The Redeemed Christian Church of God has built its North American office in once-segregated rural Texas
In what some see as a role reversal, the Nigeria-based Redeemed Christian Church of God (RCCG) is building a North American headquarters as part of its ongoing mission to evangelize the U.S. and other parts of the world.
RCCG is constructing the facility on several hundred acres of pastureland it purchased in a back-road, north Texas community called Floyd. Just four decades ago a banner over the main county road read “Blackest Land, Whitest People.”
Even today some residents of Floyd-population 100-have expressed discomfort with having large gatherings of Nigerians and an active church headquarters in their conservative Caucasian farm town.
Detroit pastor James Fadele, RCCG’s North American chairman, said the ministry’s goal is simply to reach the lost. “In the heart of every man is a vacuum [that] only God can fill,” Fadele said. “Be it America or Africa, our objective is to preach Christ to the people so as to fill the vacuum.
“Our goal is to plant churches within 10 minutes’ drive in every developed nation and within five minutes’ walk in every developing nation … until every nation in the world is reached for Jesus Christ our Lord.”
Fadele said the most misunderstood concept about RCCG is that the church, which was born in Africa and internationally draws a largely African attendance, must be only for Africans. “Every lost soul is a priority to the Lord,” he told Charisma. “The soul of the African, European and American are all of equal value and worth to God. Jesus died for every lost soul.”

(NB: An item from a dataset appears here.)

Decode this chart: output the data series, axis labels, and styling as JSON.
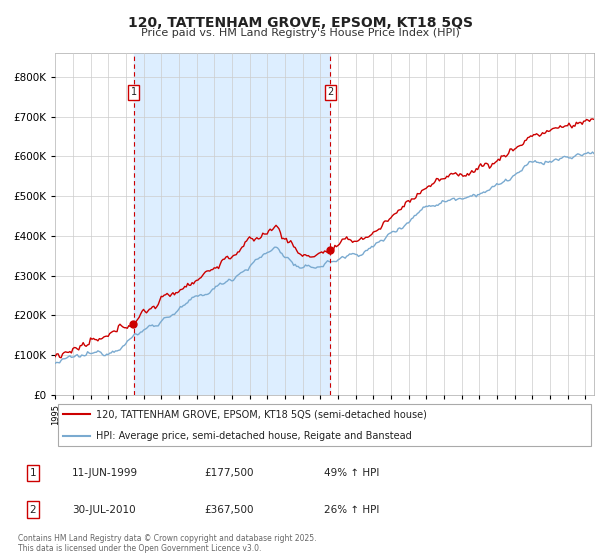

RCCG reports more than 200 churches in the U.S. and between 2 million and 5 million members worldwide, with congregations in 90 nations. The church was founded in 1952 in Lagos, and is currently under the leadership of Enoch Adeboye. He has been quoted as saying the Floyd location was chosen because God told him to build there.
Each month, RCCG hosts an all-night prayer meeting at its Redemption Campground in Lagos that draws several hundred thousand people. Every December the RCCG Holy Ghost Congress reportedly draws around 7 million attendees.
Out of Africa, a 2004 Regal Books release edited by Global Harvest Ministries founder C. Peter Wagner and pastor Joseph Thompson, names RCCG as a significant leader in a burgeoning trend of Africans becoming missionaries to the U.S.
The book reports that Nigerians are planting more new churches outside their own country than Americans are planting outside theirs. It says Nigerians are creating larger churches-with an average of 500 members-than most American churches, which are comprised of 200 or fewer members.
It also reports that of the world’s six continents, Africa is experiencing the most accelerated rate of church growth-2.62 percent per year compared with .81 percent in North America.
Thompson, a native Nigerian and former teaching pastor at New Life Church in Colorado Springs, Colo., said Africa’s history of military rule and corruption, civil war, famine and oppression, coupled with its current soaring crime rate, unemployment, and overpopulation have provided the impetus for its turn toward Christianity.
“The Bible is very clear that God uses people who are broken and hungry for Him,” said Thompson, whose own church, The Well in Lake Mary, Fla., is scheduled to launch in February.
“We have the West to thank for exposing us to the truth of Scripture,” Thompson added, “but then again, it is the mind-set of the West that has become a hindrance to the church in America-keeping Christians from being able to experience the full power of the Holy Spirit in their lives. Our first recourse is God, while for Westerners God is often the last recourse when every other means has failed.”
Thompson said the same African culture that once wrapped its arms around the power of witch doctors and the demonic today is more open to the spiritual aspects of Christianity. Although Westerners have a tendency to intellectualize miracles away, he said, Africans embrace them.
Some media have reported that plans for the Floyd campus include an elaborate Disneyland-like facility with a 10,000-seat sanctuary, lecture centers, dormitory, lake and Christian-themed water park-amenities similar to the ones at the church’s 18,000-acre Redemption City global headquarters in Lagos.
However, James Alao, overseer of the Floyd RCCG campus, said that as of press time nothing more specific than the initial building, which is structurally complete and features a 700-person meeting area and modest office facilities, has been confirmed.
The RCCG ministers’ conference Oct. 20-22 marked the first official gathering at the new Floyd headquarters. In June 2007 the Floyd campus will be the site of RCCG’s North American Convention.